Now, researchers at the University of Illinois at Chicago are the first to
demonstrate that a peripheral nerve injury can trigger the onset and spread of
the disease in an animal model of ALS. Their findings, published in the journal Neurobiology
of Disease, show that rats genetically engineered to develop ALS-like
symptoms have an abnormal inflammatory response in the region of the spinal
cord associated with an injured peripheral neuron. As the spinal cord
inflammation and other damaging processes spread, they cause progressive muscle
weakness throughout the body.
“We know that in some patients with ALS the weakness starts in a hand or
leg, and the disease spreads. Coincidentally, the patient will describe a
recent or remote injury to that same hand or leg that matches the location of
their disease onset. We wanted to study how environmental contributions, such
as a focal nerve injury, affects how the ALS starts and spreads,” said Dr.
Jeffery Loeb, the John S. Garvin Endowed Chair in Neurology and Rehabilitation
in the UIC College of Medicine and corresponding author of the paper.
“Our results show that a single nerve injury, which is small enough that it
only causes temporary weakness in normal animals, can start a cascade of inflammation
in the spinal cord that initiates and causes the disease to spread in
genetically-susceptible animals,” said Loeb. “The ability to precipitate the
disease through injury gives us a new animal model we can use to identify
treatments for ALS that focus on stopping the spread of the disease after it
first starts. The medical community has no therapies that significantly slow or
stop the progression of the disease and we are currently putting all of our
efforts on developing a drug to do this.”

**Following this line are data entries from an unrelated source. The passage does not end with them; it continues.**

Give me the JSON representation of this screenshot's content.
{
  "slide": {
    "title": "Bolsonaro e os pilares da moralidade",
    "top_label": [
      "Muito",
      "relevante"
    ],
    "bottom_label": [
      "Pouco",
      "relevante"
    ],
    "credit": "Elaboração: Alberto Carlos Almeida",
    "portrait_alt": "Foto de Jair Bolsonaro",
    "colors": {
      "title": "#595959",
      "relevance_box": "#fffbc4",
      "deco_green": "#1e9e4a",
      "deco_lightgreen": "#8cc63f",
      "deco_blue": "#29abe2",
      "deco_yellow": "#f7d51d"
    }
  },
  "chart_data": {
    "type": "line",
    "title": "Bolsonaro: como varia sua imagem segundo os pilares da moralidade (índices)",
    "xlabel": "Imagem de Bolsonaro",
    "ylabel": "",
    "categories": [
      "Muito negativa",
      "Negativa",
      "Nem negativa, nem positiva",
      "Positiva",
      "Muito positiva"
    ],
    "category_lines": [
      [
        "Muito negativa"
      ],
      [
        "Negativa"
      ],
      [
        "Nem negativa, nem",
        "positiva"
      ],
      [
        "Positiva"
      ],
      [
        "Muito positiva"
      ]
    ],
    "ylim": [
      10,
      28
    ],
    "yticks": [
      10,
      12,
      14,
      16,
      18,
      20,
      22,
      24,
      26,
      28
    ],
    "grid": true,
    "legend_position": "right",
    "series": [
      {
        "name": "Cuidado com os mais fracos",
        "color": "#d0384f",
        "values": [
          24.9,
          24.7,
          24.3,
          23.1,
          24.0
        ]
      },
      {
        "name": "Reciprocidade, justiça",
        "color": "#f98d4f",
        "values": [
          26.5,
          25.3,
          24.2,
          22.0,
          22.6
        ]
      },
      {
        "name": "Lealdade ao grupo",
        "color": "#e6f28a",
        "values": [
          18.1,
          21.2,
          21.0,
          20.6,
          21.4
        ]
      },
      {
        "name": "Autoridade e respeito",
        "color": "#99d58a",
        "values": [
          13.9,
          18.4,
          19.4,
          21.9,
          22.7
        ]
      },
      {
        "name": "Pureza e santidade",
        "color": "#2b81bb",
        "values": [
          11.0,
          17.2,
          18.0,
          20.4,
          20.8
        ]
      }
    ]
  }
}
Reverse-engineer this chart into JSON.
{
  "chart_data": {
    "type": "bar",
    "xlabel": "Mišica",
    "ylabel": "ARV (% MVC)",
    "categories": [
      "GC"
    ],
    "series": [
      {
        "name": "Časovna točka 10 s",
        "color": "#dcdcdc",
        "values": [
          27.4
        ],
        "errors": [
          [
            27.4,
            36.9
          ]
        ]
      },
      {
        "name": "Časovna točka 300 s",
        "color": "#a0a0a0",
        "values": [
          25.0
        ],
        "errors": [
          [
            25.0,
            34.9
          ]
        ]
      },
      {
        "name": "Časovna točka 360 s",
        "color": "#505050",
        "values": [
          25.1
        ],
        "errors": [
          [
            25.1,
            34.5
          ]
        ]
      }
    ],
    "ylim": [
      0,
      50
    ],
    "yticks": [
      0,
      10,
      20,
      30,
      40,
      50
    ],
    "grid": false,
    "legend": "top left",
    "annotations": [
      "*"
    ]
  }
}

While a growing number of genes have been associated with the development
of ALS, only about 10 percent of ALS patients have one or more of these gene
mutations and none can explain why the disease presents with localized weakness
or how it spreads. Ninety percent of ALS patients develop the disease for
unknown reasons.
“This raises an important question of the relative contributions of
environment versus genes or nature versus nurture,” Loeb said.
One of the most highly-studied gene mutations in ALS is in a gene called
SOD1. In their study, Loeb and colleagues used rats with mutated forms of the
SOD1 gene, which causes the animals to have higher levels of the SOD1 enzyme
and to develop ALS-like symptoms, including progressive muscle weakness,
starting at 15 weeks of age.
The researchers surgically injured a single nerve in the leg of both SOD1
and wild-type rats at 10 weeks of age. While all rats had reduced strength in
the injured leg post-surgery, the wild-type rats recovered almost completely
within a few weeks. The SOD1 rats never returned to normal and also experienced
weakness in their other leg.
They also found that surgically-injured rats had elevated and prolonged
inflammation, and higher numbers of microglia and astrocyte cells in areas of
the spinal cord associated with the injured neuron, and the inflammation and
presence of these other cells spread to adjacent neurons.
“This spread of inflammation could potentially explain how the disease spreads
once it first starts from the site of injury,” Loeb said. “Microglia have many
roles, but one role is to prune or eliminate synapses that connect one nerve
cell to another. These connections are critical for normal functioning and for
survival of neurons during development. Where there was increased inflammation
and microglia in the spinal cord, we saw up to a two-fold reduction in the
number of synapses.”
Loeb explained that once a nerve loses connections with its neighbors, the
neighboring cells tend to die off.
“This chain reaction of cell death could be what causes the progressive
spread of muscle weakness we see in ALS,” Loeb said.